Девятнадцатый век не закончился внезапно в августе 1914 года, перед Верденом в 1916 году или с приездом Ленина на Финляндский вокзал в Петрограде в апреле 1917 года. История - это не театр, где занавес падает внезапно. Однако осенью 1918 г. было широко отмечено, что "мир вчерашнего дня" (так называются важные мемуары австрийского писателя Стефана Цвейга, посмертно опубликованные в 1942 г.) канул в Лету. В Европе одни ностальгировали по нему, другие видели возможность нового начала за пределами разочаровавшей их "прекрасной эпохи". Президент США Вудро Вильсон и его сторонники по всему миру надеялись, что наконец-то преодолели дискредитировавшее себя прошлое. Двадцатые годы стали десятилетием глобальной переориентации, периодом петли между веками, по крайней мере, в политическом смысле. В экономическом плане они оказались прелюдией к Великой депрессии, кризису более глобальному, чем мировая война. В культурном плане они продлили в Европе художественный авангард предвоенного периода, а в других странах ознаменовали начало чего-то нового в эстетическом плане. Насколько полезно для исторического понимания апострофировать годы между 1914 и 1945 гг. как "вторую Тридцатилетнюю войну", остается неясным. Во всяком случае, такая аналогия может быть применима только к Европе.
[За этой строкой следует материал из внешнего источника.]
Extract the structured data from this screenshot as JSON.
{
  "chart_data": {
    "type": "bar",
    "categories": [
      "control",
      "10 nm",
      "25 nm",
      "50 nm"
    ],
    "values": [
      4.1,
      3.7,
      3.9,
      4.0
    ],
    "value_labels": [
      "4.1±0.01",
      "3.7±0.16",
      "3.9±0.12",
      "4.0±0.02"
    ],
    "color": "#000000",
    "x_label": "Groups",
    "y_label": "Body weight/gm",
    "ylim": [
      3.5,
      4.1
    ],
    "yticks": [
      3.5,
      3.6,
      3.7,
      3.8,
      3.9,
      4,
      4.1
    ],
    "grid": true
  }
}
Давайте попробуем пойти другим путем. В период с 1918 по 1945 год в мире было найдено необычайно мало конструктивных и долговременных решений. Первая мировая война выявила многие проблемы XIX века, а межвоенный период не дал достаточных ответов на те, которые еще сохранялись. Многие вопросы, возникшие в XIX веке, сохранили свою остроту и после 1945 года. Тенденции перешли из конца XIX в конец XX века. Во второй послевоенный период была предпринята попытка перезагрузки - не всегда удачная, но в целом более успешная, чем в первый. Некоторые из пожилых мужчин и женщин, искавших новые ориентиры после 1945 года, родились и социализировались в XIX веке. Многие из них уже пользовались политическим влиянием или, по крайней мере, приобрели политический опыт в 1919 году или сразу после него: например, Уинстон Черчилль, Конрад Аденауэр, Джон Фостер Даллес, Иосиф Сталин, Ёсида Сигеру, Мао Цзэдун. Другие, такие как Джон Мейнард Кейнс и Жан Монне, активно работали в качестве советников. Великие философы, ученые, инженеры, писатели, композиторы, художники и архитекторы, оставившие свой след в эпохе до 1914 года , продолжали свои труды. Девятнадцатый век подготовил почву для катастроф 1914 года, философ Ханна Арендт и другие считают его ответственным за них. Но другие традиции, которые были готовы после 1945 года (например, либерализм, пацифизм, профсоюзный или демократический социализм), не были полностью испорчены или обветшали. В ретроспективе 1950 года 1910 год, когда, по выражению Вирджинии Вульф, изменился характер человека, казался бесконечно далеким. Однако во многих отношениях он был ближе, чем ужасы последней войны.